Last day in Fukushima

Le temps était fort mauvais et nos plans de balades en montagnes ont du être revus à la baisse. Le plan initial était de visiter une grotte calcaire d’Abukuma puis de descendre à Oya voir d’ancienne mine de pierre. Une attente excessive dans un ramen trop prisé des clients locaux (et fort bon) a eu raison du deuxième volet et nous nous sommes rabattu sur le château de Shirakawa.

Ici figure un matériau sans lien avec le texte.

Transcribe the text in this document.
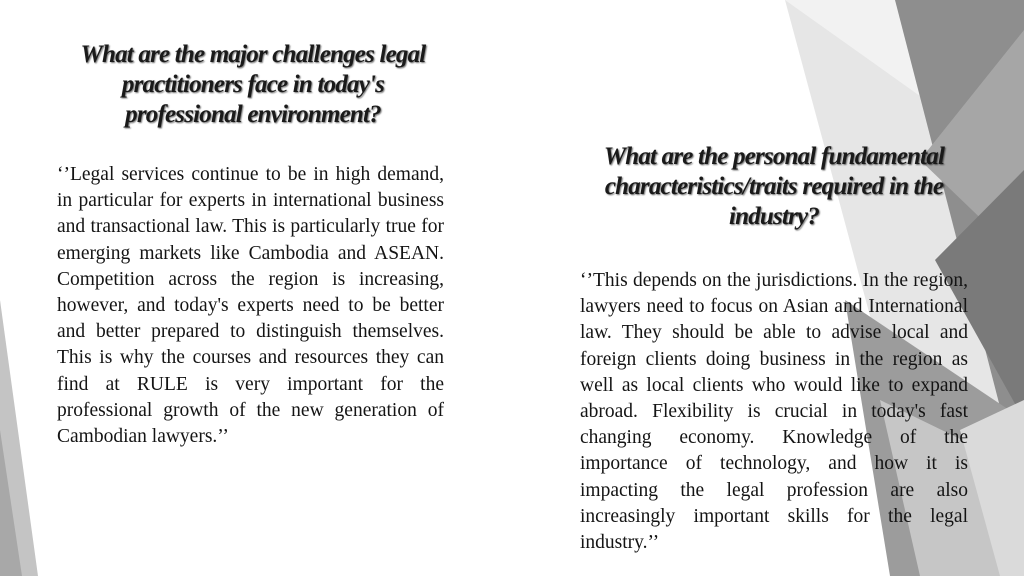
What are the major challenges legal practitioners face in today's professional environment?

‘’Legal services continue to be in high demand, in particular for experts in international business and transactional law. This is particularly true for emerging markets like Cambodia and ASEAN. Competition across the region is increasing, however, and today's experts need to be better and better prepared to distinguish themselves. This is why the courses and resources they can find at RULE is very important for the professional growth of the new generation of Cambodian lawyers.’’

What are the personal fundamental characteristics/traits required in the industry?

‘’This depends on the jurisdictions. In the region, lawyers need to focus on Asian and International law. They should be able to advise local and foreign clients doing business in the region as well as local clients who would like to expand abroad. Flexibility is crucial in today's fast changing economy. Knowledge of the importance of technology, and how it is impacting the legal profession are also increasingly important skills for the legal industry.’’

Ce château présente la particularité d’être le premier chantier de reconstruction méthode traditionnelle au Japon qui a lancé un mouvement dans tout le pays. La question du devenir de certains château en béton en fin se pose. Certaines n’ayant pas les moyens de faire quoique ce soit. Il est probable que certains tombe en ruine comme des vieux patchinkos.

Aizu

Je ne vais pas essayer de raconter une histoire précise et objective de la guerre Boshin, mais en gros après la restauration de l’empereur par le shogun (une grave erreur) une partie des forces en présence a jugé opportun de profiter du momentum pour reprendre le control du pays sans lancer de place au shogun. Une guerre entre les deux camps particulièrement cruelle a ravagé une bonne partie du pays. Cette guerre était indirectement une guerre entre la France (shogun) et l’Angleterre (empereur). La province de Aizu a été particulièrement ravagé et il est probable ou possible que la misère dans laquelle se trouve la région en soit dans une certaine mesure la conséquence.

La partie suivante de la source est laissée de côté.